There are more erotic comix available now than ever before, especially with all the Japanese and European work being reprinted here, but I think this has more to do with the graphic novel becoming a more marketable format in the US rather than there being a wealth of good material. People will always be interested in erotica and they'll buy whatever is out there, regardless of the quality. There just happens to be a glut of product right now.

What is the relation / function of narrative to illustration in the graphic novel? You seem to rely on narrative less often than some of your peers. Why?

Narrative is the second layer of meaning in what I see as being a primarily visually driven medium. Given the space, I prefer to have my characters' actions speak for them and build atmosphere with a look or gesture. Even an empty room can say a lot. The dialogue, the narrative, I treat as an embellishment, where I can work out the details of the larger story. I never want it to get too intrusive. Sometimes, as in "Circe's House" and "Haze" , I'll get directly inside the characters' heads and string together flashes of thought like telepathic background music. Sometimes, it gets more intricate. In the "Banquet of Silence" in THE SPIDER GARDEN, the narrative was meant to be an ironic counterpoint to the visuals: an android is telling an audience of human beings a cautionary tale about a princess who was raped by a male Tengu, while on stage, two women in Tengu drag are sodomizing a transformed male princess.

Which artists have been your major influences? How have they had an impact?

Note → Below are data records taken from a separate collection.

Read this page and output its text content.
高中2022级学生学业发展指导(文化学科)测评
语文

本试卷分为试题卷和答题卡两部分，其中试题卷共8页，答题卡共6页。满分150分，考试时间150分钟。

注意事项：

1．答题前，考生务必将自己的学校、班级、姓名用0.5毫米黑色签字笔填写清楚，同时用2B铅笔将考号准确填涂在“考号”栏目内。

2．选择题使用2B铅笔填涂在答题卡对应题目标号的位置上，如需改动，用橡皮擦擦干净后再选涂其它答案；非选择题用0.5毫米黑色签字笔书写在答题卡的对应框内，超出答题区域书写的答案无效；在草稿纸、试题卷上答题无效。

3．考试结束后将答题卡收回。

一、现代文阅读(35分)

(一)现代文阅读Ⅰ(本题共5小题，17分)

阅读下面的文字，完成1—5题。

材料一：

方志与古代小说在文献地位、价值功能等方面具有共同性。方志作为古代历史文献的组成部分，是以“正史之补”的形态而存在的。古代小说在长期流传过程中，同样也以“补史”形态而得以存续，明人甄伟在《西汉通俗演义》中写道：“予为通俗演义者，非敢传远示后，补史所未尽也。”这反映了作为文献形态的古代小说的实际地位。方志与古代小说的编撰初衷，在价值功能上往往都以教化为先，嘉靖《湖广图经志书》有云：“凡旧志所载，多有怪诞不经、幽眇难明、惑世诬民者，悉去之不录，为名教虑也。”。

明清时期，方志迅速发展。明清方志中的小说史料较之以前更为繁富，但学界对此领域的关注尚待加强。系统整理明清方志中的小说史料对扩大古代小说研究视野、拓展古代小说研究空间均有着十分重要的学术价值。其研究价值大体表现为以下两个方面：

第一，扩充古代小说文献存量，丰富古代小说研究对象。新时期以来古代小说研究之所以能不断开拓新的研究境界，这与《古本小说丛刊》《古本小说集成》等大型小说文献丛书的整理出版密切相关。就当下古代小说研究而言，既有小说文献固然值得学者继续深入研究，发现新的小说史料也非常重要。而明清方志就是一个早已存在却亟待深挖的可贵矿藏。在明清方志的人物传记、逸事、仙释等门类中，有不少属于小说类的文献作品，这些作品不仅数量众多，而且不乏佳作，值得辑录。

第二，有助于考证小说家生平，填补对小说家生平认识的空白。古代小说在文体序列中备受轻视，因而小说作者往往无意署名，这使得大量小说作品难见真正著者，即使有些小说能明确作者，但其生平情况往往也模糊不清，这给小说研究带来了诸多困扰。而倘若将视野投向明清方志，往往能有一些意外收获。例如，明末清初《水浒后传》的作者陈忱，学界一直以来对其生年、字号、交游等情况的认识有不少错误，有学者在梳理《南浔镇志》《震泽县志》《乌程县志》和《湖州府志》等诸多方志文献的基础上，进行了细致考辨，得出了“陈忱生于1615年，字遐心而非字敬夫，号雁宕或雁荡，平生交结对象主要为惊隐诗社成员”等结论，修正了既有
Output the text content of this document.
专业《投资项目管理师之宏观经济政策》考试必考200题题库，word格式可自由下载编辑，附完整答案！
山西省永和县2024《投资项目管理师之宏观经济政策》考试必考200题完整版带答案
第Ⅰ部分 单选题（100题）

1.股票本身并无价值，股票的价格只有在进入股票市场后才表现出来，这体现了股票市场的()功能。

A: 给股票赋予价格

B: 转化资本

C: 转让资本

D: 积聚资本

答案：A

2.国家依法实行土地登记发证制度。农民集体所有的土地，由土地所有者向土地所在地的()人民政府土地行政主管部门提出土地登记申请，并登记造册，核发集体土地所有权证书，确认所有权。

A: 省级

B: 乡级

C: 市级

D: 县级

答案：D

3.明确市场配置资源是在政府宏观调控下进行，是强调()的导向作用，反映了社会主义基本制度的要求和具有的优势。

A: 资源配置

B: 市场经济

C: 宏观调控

Early on, it was the Symbolists and the Pre-Raphaelites and their modern-day proponents such as P. Craig Russell and Barry Windsor Smith. They helped me to form some of my earliest ideas about theme and composition. Guido Crepax's erotic work taught me a lot about adapting film techniques such as cutting and montage to the comix page (he also left me with a major Louise Brooks fetish and an obsession with beautiful asses). Crepax, along with Matt Howarth and the Bros. Hernandez, really made me realize the power of black and white line work. Authors Fritz Lieber and Gene Wolfe...the band Chrome (whom I dedicated CATHEXIS to)...there are so many. A complete list would be ridiculously long.

Which story-line / character has proved most enjoyable to create? Why?

I'm sure you've figured out by now that it's the SPIDER GARDEN. Okami, Shaalis, Gion, Squamata, Verio - I love them all. Their world seems to present endless possibilities to me. I'm constantly learning new things about it and about them.